Una respuesta falsa y que a nosotros nos parece burda es reducir a Dios a nuestro nivel, e incluso más bajo, para poder manipularlo. Esta es la idolatría. Es la respuesta que más comúnmente ha dado la humanidad. Reduce a Dios a un objeto manejable, a un ídolo, y así lo pone a nuestro alcance. Obviamente, un dios inferior al ser humano no nos satisface, no nos salva.

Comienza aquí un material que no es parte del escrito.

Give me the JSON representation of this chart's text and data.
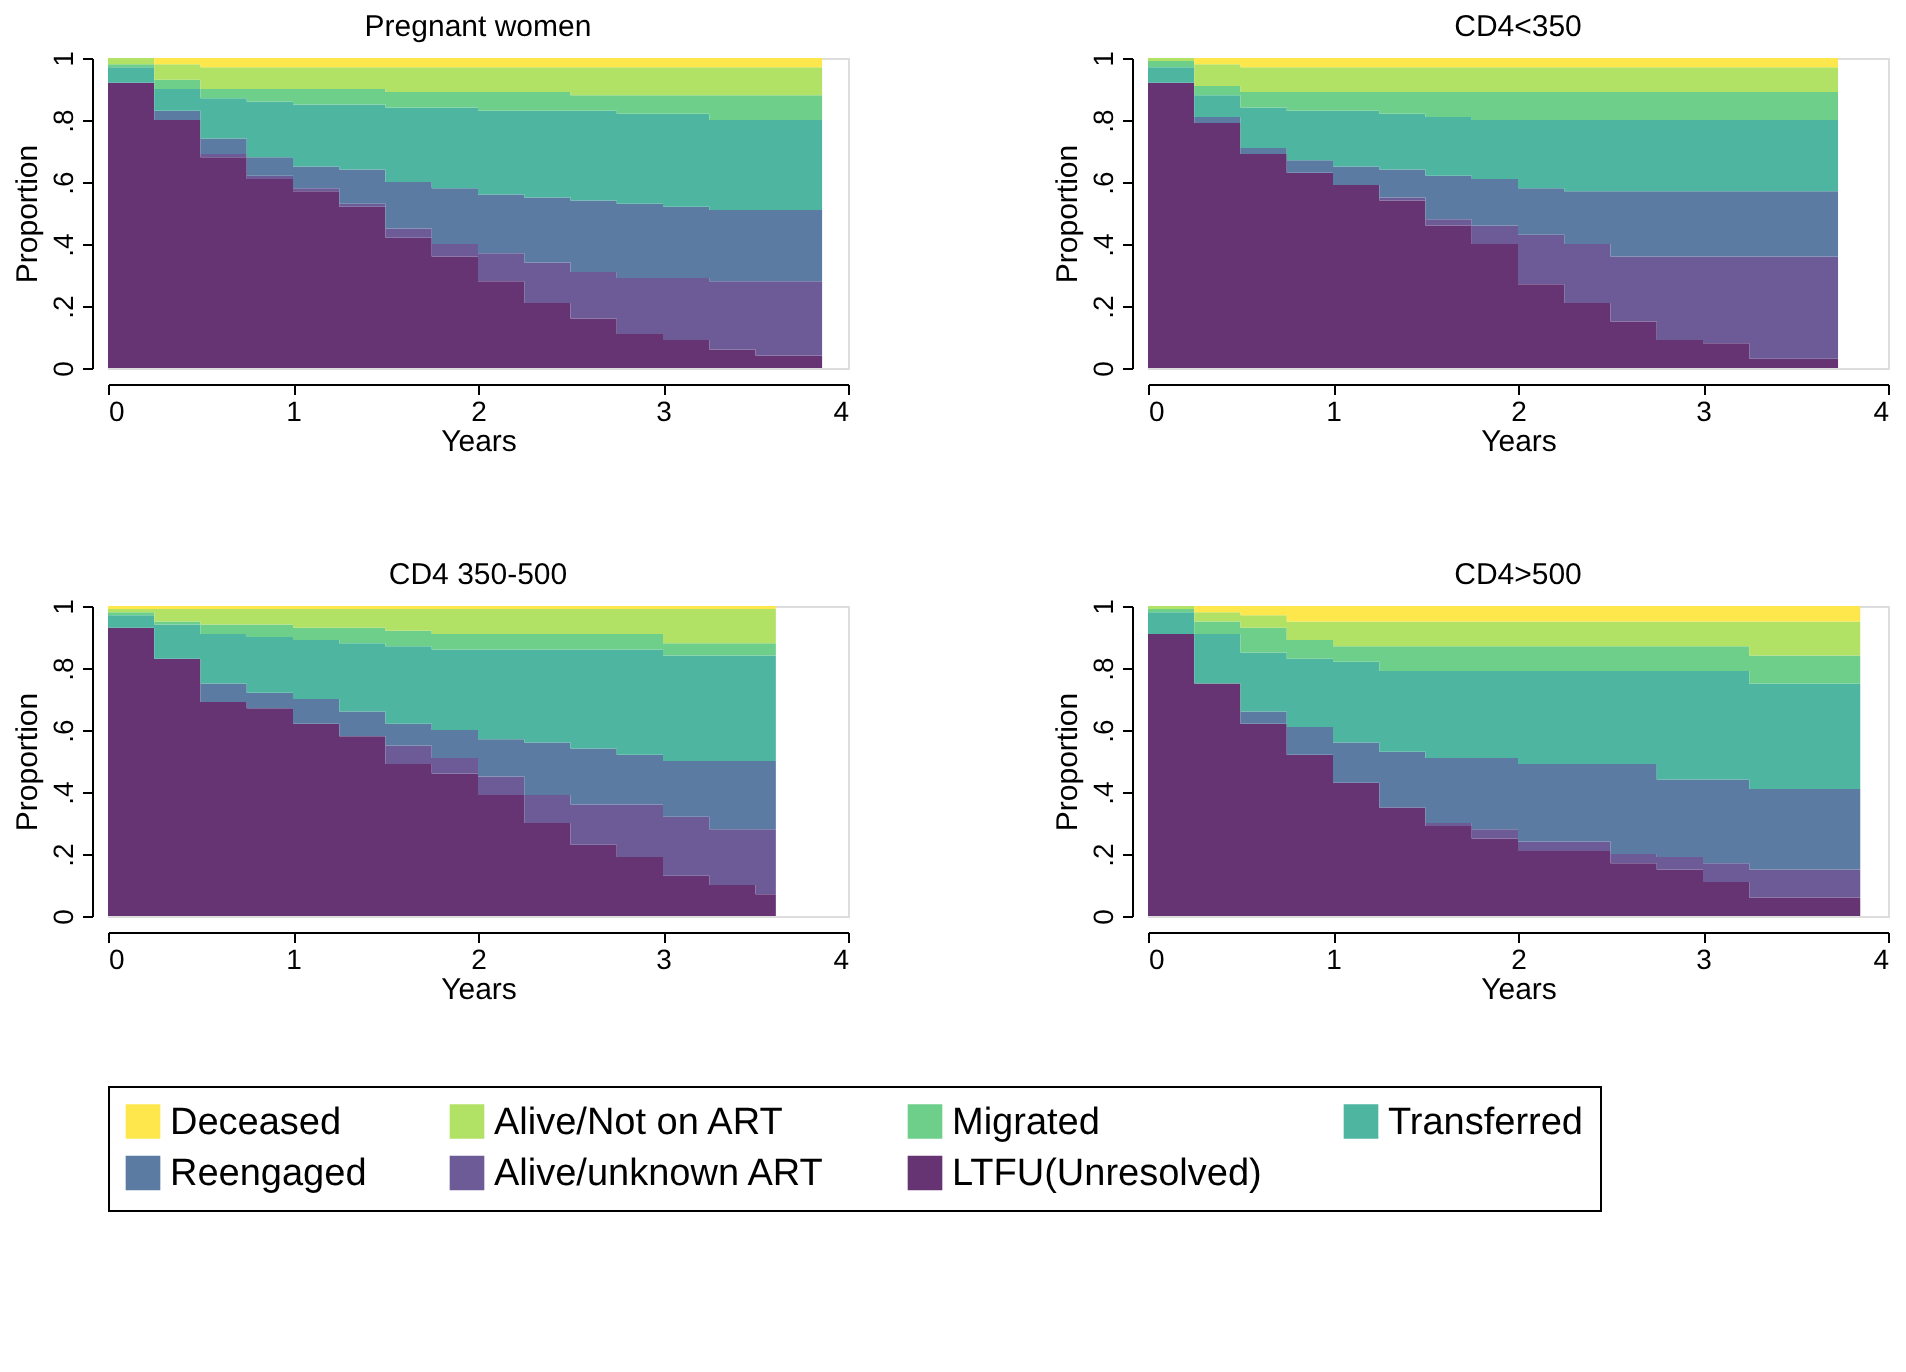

Contra esta respuesta falsa nos advierte la revelación bíblica. En efecto, ella es tajante en su condenación de la idolatría y en su afirmación de la trascendencia de Dios. Entre muchos textos, citemos sólo uno del profeta Isaías: “De cierto que tú eres un dios oculto, el Dios de Israel, Salvador. Quedarán abochornados, afrentados, marcharán con ignominia los fabricadores de ídolos. Israel será salvado por el Señor, con salvación perpetua... Pues así dice el Señor, creador de los cielos, él, que es Dios, plasmador de la tierra y su hacedor...: ‘Yo soy el Señor, no existe ningún otro... No saben nada los que llevan sus ídolos de madera, los que suplican a un dios que no puede salvar... Dios justo y salvador, no hay otro fuera de mí...’” (Is 45,15-22). Para salvaguardar esta verdad Israel tenía absolutamente prohibido hacer cualquier representación de Dios, pues Dios no se deja encerrar en ninguna imagen concebida por el hombre.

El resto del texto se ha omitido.